歌野晶午「舞田ひとみ11歳、ダンスときどき探偵」 2009年08月31日

舞田ひとみ11歳、ダンスときどき探偵 (カッパ・ノベルス)

 著:歌野 晶午
光文社 新書
2007/11/20

 刑事の舞田歳三は、仕事の合間に父娘二人で暮らす兄の家(自分の実家でもある)に立ち寄って、食事にありついたり、小学五年生になる姪のひとみとテレビゲームに興じたりするのを楽しみにしている。本書のタイトルがかなりミスリーディングになっているが、別にひとみが名探偵ぶりを発揮するわけではない。かわいらしくて生意気で、子供らしくもおしゃま(おしゃまって言葉、今どきあまり使わない気がするが、ここではぴったりな言葉だ)な、ひとみとの何気ない会話や彼女の言動から、歳三がその時抱えている難事件の真相にぴんとくるというパターンである。
 
 タイトルがミスリードしているのは「探偵」の部分だけではない。ひとみがダンス教室に通っているのはたしかだが、それは物語の上で重要でもないし、あまり出てくることもない。ということで、ダンスや探偵の要素はあまりない、題名に偽りあり(?)な連作短編である。
 
 作者いわく"ゆるミス"だが、けっこうちゃんとした事件が起こってミステリ自体は案外ゆるくない。連作短編の各話は基本独立しているが、それぞれの間は微妙な伏線でゆるくつながっている。歳三の姉などインパクトのあるキャラが揃っていたり、要素要素はなかなかインパクトを持っているのだが、それらの要素があまり有機的につながっていないのが残念だった。その辺がゆるい"ゆるミス"? 7点。
 

新野剛志「あぽやん」 2009年08月22日

あぽやん

 著:新野 剛志
文藝春秋 単行本
2008/04

 第139回(2008年上半期)直木賞にノミネートされていた作品だ。乱歩賞を受賞してデビューした作者の、これまでのハードボイルド風な作風とは異なり、どちらかというとコメディ系だ。

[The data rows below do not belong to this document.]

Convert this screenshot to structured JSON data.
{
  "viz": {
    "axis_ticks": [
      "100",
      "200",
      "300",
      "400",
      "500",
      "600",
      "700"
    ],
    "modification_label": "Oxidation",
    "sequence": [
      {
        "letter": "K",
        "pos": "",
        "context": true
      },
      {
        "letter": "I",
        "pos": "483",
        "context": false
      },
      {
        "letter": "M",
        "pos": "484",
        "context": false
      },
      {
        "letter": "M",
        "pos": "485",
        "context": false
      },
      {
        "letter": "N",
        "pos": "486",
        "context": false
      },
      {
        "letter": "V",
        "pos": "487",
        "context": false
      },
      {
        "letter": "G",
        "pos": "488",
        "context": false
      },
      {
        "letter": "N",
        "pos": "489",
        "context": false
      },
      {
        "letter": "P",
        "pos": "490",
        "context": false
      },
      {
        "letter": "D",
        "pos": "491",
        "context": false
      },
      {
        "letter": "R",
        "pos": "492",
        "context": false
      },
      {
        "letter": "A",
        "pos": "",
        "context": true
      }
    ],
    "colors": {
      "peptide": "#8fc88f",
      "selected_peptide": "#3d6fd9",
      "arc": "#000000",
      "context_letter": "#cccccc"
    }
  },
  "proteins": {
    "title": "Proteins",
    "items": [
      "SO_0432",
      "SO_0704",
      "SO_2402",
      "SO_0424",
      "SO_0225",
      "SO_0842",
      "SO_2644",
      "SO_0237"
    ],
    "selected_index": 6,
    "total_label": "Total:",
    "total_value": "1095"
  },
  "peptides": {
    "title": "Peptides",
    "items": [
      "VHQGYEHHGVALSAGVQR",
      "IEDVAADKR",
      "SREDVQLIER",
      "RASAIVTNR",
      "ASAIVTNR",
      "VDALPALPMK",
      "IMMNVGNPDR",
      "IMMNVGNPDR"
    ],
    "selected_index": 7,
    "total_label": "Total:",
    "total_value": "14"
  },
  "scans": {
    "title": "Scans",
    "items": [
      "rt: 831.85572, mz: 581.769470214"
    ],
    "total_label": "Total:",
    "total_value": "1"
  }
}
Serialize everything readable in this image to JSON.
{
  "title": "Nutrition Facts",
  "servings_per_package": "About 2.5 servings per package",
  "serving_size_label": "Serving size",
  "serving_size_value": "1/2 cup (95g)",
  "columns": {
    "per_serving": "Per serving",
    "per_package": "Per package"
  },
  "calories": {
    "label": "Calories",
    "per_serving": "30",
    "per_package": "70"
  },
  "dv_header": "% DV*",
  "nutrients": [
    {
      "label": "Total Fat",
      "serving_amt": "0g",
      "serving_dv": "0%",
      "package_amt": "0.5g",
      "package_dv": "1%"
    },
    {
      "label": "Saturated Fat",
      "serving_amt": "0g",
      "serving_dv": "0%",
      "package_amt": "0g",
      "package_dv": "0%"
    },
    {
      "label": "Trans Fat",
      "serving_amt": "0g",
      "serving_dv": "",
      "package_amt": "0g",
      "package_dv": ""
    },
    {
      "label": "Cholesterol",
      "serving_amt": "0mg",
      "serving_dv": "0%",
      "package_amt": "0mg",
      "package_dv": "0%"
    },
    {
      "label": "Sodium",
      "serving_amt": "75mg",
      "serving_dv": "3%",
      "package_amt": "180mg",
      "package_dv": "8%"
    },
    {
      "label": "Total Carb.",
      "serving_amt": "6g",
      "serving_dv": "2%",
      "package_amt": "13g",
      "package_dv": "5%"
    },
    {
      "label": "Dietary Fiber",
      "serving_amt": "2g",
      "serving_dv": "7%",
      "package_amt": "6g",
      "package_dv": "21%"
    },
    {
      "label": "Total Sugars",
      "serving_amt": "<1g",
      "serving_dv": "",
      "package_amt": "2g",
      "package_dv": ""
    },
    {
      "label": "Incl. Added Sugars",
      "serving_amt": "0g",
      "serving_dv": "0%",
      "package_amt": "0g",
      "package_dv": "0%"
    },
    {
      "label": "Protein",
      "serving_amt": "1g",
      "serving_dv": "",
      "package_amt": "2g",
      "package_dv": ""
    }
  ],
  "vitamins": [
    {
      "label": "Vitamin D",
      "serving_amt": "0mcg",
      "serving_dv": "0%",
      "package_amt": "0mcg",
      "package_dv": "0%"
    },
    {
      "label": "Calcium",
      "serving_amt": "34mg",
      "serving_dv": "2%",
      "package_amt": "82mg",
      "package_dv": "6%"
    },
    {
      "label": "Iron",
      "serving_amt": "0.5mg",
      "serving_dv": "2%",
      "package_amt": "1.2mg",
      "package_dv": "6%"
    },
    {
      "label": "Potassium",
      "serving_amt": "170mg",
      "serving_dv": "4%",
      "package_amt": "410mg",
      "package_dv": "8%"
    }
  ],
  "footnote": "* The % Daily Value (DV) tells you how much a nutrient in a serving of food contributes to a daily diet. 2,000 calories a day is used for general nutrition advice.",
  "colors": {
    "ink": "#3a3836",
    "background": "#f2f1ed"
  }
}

ほのぼの、というわけでもないが、シリアスではなく、身の回りのドタバタ劇である。タイトルからしてそれはうかがえるわけだが、直木賞ノミネート時に概要を読んで意外に思ったのを覚えている。ちなみに「あぽやん」とは空港を表す略語である APO から出た隠語で、旅行会社の空港勤務社員のことを指すのだそうである。
 
 連作短編になっており、不本意ながら成田空港勤務になったツアー旅行会社の遠藤慶太が主人公である。まわりには一風変わった先輩や、ほかにもわりとはっきりとしたキャラクターの同僚や部下がいる。各話では何かしら事件というかトラブルというかイレギュラーが起こり、右往左往しながらも、お客様を気持ちよく送り出すという職業意識を第一に決着していく。
 
 イレギュラーの発生やその後のトラブルの連鎖などには、いささか強引に話を作ったなという印象が否めない。しかしラストのまとめ方はなかなか秀逸で、そこが評価されて直木賞ノミネートとなったのだろうか(文藝春秋刊でもあるし…)。
 
 各話ごとにまとまったドタバタ劇になるストーリーは、連続テレビドラマなんかにはぴったりな気がする。脇役もそれぞれキャラが立っており、そこもテレビドラマ向きだろう。それを狙って書かれたというわけでもないだろうが、ドラマ化という話は無いのかな?ドタバタを強調しすぎないで、人間ドラマの部分をうまく描ければ良いドラマになると思うのだけど。点数はちょっと厳しめで7点。